Haemophilia. 2019 Mar;25(2):195-204. doi: 10.1111/hae.13729.
Factor X deficiency (FXD) is a rare autosomal recessive bleeding disorder with a variable phenotypic severity. In women, heavy menstrual bleeding (HMB), recurrent ovulation bleeding with haemoperitoneum and bleeding complications in pregnancy such as retroplacental haematoma and postpartum haemorrhage have been reported. The aim of this review was to examine gynaecological problems and obstetric complications in women with congenital FXD. A total number of 49 relevant articles were identified, including 332 women, dating from 1960 to 2018. Heavy menstrual bleeding was reported in 72/284 (25%) women in total, 14/30 (47%) in case reports and 58/254 (23%) in 11 case series, 64% and 10% required blood products and blood transfusion, respectively. Haemoperitoneum from ovulation bleeding or ruptured haemorrhagic ovarian cyst requiring blood transfusion occurred in 8/322 (2.4%) women, six required surgical intervention, including oophorectomy in two. 31 pregnancies were reported in 19 women. There were four miscarriages (including a late miscarriage at 21 weeks). There was a high rate of preterm birth and neonatal death occurring in eight (30%) and three (11%) of pregnancies reaching viability stage. Postpartum haemorrhage (PPH) occurred in six (22%) of deliveries, one requiring hysterectomy. In conclusion, women with FXD are at an increased risk of heavy bleeding during menstruation and ovulation as well as adverse pregnancy outcome and postpartum haemorrhage. Collaboration in a multidisciplinary team including an obstetrician/gynaecologist, a perinatologist and a haematologist is necessary for the prevention and management of these complications.
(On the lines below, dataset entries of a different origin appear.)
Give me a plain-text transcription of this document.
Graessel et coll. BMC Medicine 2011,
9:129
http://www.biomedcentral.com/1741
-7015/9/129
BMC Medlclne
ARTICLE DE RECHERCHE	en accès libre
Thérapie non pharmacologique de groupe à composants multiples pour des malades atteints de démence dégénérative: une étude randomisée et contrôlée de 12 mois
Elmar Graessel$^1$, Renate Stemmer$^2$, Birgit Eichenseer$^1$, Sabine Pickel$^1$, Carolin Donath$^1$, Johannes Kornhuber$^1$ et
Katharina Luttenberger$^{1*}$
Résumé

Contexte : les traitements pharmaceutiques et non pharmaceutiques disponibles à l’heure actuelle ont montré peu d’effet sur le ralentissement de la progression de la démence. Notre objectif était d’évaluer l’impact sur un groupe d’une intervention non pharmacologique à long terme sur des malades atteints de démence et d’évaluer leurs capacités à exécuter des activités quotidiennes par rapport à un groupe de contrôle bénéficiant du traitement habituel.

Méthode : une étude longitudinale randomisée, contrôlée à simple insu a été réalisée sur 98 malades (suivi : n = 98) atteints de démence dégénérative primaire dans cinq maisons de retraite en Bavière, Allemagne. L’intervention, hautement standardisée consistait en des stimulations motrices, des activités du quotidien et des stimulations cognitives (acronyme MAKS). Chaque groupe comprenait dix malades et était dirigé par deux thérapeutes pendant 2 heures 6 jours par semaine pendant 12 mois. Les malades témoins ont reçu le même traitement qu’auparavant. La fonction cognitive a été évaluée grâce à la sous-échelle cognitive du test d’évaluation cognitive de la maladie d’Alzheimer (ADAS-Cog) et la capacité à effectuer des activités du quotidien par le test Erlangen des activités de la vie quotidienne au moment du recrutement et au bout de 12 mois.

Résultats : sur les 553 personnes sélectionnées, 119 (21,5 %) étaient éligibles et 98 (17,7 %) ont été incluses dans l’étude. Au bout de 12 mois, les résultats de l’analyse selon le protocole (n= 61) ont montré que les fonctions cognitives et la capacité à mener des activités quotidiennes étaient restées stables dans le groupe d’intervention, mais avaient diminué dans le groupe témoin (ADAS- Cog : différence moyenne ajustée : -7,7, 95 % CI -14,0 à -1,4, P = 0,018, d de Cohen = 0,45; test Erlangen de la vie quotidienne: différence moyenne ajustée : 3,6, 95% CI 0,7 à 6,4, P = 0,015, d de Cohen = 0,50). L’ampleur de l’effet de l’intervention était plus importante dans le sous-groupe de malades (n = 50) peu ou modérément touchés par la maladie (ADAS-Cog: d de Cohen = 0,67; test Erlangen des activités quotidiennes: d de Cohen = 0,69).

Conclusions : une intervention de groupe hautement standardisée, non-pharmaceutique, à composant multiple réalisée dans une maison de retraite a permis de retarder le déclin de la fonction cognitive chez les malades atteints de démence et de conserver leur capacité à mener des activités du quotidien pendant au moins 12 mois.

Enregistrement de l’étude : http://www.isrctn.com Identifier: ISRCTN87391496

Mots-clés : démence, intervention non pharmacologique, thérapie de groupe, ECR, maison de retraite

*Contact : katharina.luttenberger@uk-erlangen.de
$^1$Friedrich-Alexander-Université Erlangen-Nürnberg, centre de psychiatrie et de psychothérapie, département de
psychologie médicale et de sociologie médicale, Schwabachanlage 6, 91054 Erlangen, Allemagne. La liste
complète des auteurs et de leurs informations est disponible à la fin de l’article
X 因子缺乏症(FXD)是一种罕见的常染色体隐性遗传性出血性疾病,其表型严重程度存在差异。在女性中,已报道重度月经过多(HMB)、反复排卵性出血伴血腹、妊娠出血并发症,如胎盘后血肿和产后出血。本综述旨在探讨先天性 FXD 女性的妇科问题和产科并发症。共确定了 49 篇相关文章,其中包括 332 名女性,时间跨度为 1960 年至 2018 年。HMB 总报告发生率为 284 名女性中的 72 名(25%),30 名病例报告中的 14 名(47%)和 11 个病例系列中的 254 名中的 58 名(23%),分别有 64%和 10%需要输血。排卵性出血或破裂性出血性卵巢囊肿导致的血腹需要输血的发生率为 322 名女性中的 8 名(2.4%),其中 6 名需要手术干预,包括 2 名卵巢切除术。19 名女性报道了 31 次妊娠。有 4 例流产(包括 21 周的晚期流产)。8 例(30%)和 3 例(11%)达到可存活阶段的妊娠发生早产和新生儿死亡的比例较高。6 例分娩发生产后出血(PPH),1 例需要子宫切除术。总之,FXD 女性在月经期和排卵期间发生大出血以及妊娠结局不良和产后出血的风险增加。包括妇产科医生、围产医生和血液科医生在内的多学科团队的合作对于这些并发症的预防和管理是必要的。